In certain cases an application to the High Court for Court protection and the appointment of an examiner will be merited. Such a process should only be followed in cases where the borrowing company has a going concern business which is capable of surviving in the long term if restructured through examinership. It also needs to be remembered that examinership is costly, and that a scheme of arrangement cannot be used to disregard the priority and rights of the holders of security.

In cases where the borrowing company’s only asset is a property which is the subject of a fixed charge such as a legal mortgage, discussions between the company and the lender will be relatively simple because the charged asset is essentially the property of the bank. The remedy of receivership is available to the secured lender in default cases, but there may be good reasons for the borrower and the lender to collaborate on a workout rather than a forced sale of assets through receivership particularly in a ‘frozen’ property market where buyers are rare.

Examinership
In cases where the bank holds not only a fixed charge over defined assets, but also a debenture over all the other assets and business of the company, discussions may be more complex. In those cases the directors should take advice as to whether examinership would provide a solution, at the very least to allow the breathing space in terms of time for a solution to formulated and agreed with the interested stakeholders. As a general rule examinership is unattractive to secured lenders, as it deprives them of the control which they would usually be in a position to exert through enforcement of their own security. However, there have been exceptional cases where a secured lender will support an examinership if the workout proposals are realistic and can generate a better return for all concerned in the long term. Examinership has been used successfully in a number of cases of property development companies and construction companies. However, it is inadvisable to enter into an examinership without the company having available to it the funds to operate during the course of the examinership, and have identified an investor willing to provide the funds to support the restructuring. It also should be remembered that the examinership cannot be used to disregard the bank’s security and the support of major creditors is a key ingredient of most successful examinerships.
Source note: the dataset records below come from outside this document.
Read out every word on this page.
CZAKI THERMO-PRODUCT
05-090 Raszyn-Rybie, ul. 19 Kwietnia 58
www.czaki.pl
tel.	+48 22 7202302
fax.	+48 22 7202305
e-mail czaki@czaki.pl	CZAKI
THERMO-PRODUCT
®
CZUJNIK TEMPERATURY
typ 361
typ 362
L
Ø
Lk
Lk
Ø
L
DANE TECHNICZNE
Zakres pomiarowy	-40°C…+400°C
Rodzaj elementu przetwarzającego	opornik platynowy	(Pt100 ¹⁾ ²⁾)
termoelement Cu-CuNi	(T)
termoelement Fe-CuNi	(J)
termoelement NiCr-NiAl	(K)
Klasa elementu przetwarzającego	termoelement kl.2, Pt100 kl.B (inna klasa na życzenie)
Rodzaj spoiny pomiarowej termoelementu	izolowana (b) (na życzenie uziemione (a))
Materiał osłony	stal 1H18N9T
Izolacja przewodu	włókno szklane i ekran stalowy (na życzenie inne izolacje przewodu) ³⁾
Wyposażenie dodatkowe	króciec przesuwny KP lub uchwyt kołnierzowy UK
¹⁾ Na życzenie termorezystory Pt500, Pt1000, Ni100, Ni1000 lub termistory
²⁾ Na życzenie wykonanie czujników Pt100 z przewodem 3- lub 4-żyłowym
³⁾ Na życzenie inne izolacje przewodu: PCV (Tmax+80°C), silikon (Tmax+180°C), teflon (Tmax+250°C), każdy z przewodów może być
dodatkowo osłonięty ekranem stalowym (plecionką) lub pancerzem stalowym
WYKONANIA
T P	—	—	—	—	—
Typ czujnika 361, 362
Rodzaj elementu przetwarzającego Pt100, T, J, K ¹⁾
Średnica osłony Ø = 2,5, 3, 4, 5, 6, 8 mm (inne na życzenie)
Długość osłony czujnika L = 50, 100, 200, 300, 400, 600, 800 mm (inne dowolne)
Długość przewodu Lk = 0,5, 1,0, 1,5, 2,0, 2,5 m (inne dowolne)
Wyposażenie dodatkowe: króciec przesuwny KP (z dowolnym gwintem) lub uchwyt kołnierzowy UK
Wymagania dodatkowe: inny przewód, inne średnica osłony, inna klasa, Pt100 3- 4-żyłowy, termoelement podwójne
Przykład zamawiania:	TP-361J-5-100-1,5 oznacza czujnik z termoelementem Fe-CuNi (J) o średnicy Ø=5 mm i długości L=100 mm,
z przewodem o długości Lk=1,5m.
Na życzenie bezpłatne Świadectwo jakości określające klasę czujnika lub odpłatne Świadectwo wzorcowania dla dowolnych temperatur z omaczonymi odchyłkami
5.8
The fact that a revaluation gives rise to a deficit on the company’s balance sheet does not of itself mean that the company should be immediately put into a formal insolvency process such as liquidation, receivership or examinership. However, there is a heavy onus on the directors to immediately establish whether a workout can be formulated and agreed with all of the stakeholders on a timely basis, failing which they may have no alternative but to initiate liquidation or, in certain cases, examinership proceedings.

The effects of revaluation of property assets are already appearing in that secured lenders are finding they have no alternative but to take enforcement steps, rather than awaiting an improvement in the market. The Financial Regulator’s examination of the loan books of Irish banks is clearly a factor in this process. As always, a critical factor is identifying where we are in the cycle. The broad assumption at this time is that property values have not yet hit their lowest point, and this heightens the dilemma for property developers and secured lenders alike.